Er setzte den Blinker und nahm die Abzweigung, ohne Nachzudenken oder auf das Schild zu schauen. Komisch, dachte er bei sich. Er war noch nie mit dem Auto hier gewesen, zumindest war er nie selbst gefahren, wie denn auch, er hatte den Führerschein erst seit drei Jahren und das alles war ja schon viel länger her. So lange, dass er in letzter Zeit sogar manchmal daran geglaubt hatte, er könne es irgendwann vergessen. Doch damit hatte er sich wohl getäuscht. 

Vor gut zwei Stunden hatte er den Artikel gelesen. Und in diesen zwei Stunden war er ein anderer Mensch geworden. 

Nein, korrigierte er sich in Gedanken. Er war kein anderer. Er war immer noch Markus Lehmann. Der stille Angestellte aus dem Outdoorladen, der von seinen Freunden als schüchtern und zuverlässig beschrieben wurde, als jemand, der nicht allzu viel Alkohol vertrug, seit Jahren versuchte, sich das Rauchen abzugewöhnen und seit ebenso langer Zeit – aber wohl nicht ursächlich damit zusammenhängend – ein unfassbares Pech mit Frauen hatte.
Von seinen Freunden … hallte es in seinem Kopf, während er nach den Zigaretten tastete. Klang als hätte er haufenweise davon. Gut, da gab es natürlich Timo.
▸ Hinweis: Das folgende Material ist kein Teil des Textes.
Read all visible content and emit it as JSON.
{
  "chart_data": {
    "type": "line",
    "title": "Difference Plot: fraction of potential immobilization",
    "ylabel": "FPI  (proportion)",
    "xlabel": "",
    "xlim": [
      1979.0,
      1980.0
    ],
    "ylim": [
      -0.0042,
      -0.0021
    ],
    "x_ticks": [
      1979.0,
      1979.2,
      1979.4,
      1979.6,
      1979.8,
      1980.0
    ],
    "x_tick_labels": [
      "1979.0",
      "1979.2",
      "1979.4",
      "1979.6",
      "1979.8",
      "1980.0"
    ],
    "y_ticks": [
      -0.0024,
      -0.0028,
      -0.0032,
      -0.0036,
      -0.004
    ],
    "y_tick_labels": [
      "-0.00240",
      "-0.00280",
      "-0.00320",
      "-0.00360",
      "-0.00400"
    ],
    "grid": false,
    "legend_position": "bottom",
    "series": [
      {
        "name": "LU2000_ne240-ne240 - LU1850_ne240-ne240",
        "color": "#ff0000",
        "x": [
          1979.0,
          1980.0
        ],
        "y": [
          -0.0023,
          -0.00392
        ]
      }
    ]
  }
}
Timo war sein Arbeitgeber (ihm gehörte der Outdoorladen), sein Vermieter (Timos Vater gehörte die Wohnung, in der sie lebten) und in der Regel auch derjenige, mit dem er am Wochenende klettern oder einen trinken ging. Die Kumpels, die sie dabei begleiteten, waren wenn überhaupt Timos Freunde und ganz bestimmt nicht seine.

Sie kannten sich schon seit zehn Jahren, seit Markus auf die neue Schule gekommen war, und obwohl oder vielleicht gerade weil sie so unterschiedlich waren, hatten sie sich von Anfang an verstanden. Er hatte Timo durchs Abitur geboxt, denn im Gegensatz zu ihm wusste er, wie man sich auf Prüfungen vorbereitete, oh ja, auch das hatte er im Internat gelernt. Dafür hatte Timo ihn dann angestellt, nachdem er sich von Papas Geld den Laden und die Wohnung eingerichtet hatte. Seine Kumpels spöttelten des Öfteren, weil sie praktisch ständig aufeinanderhockten und bezeichneten sie gerne als „das alte Ehepaar“. Und das, obwohl Timo im Gegensatz zu ihm wirklich alles andere als Pech mit Frauen hatte. 

Markus warf einen Blick auf die Uhr am Armaturenbrett. Kurz nach halb eins. Im Augenblick war Timo wahrscheinlich alles andere als gut auf ihn zu sprechen. Er war stinksauer, schätzungsweise. Meistens kam er zwischen zwölf und halb eins in den Laden und brachte Pizza, Döner oder was vom Chinesen mit. Über Mittag hatten sie geschlossen und nach dem Essen erledigten sie Bürokram, setzten Bestellungen auf oder zeichneten neue Ware aus.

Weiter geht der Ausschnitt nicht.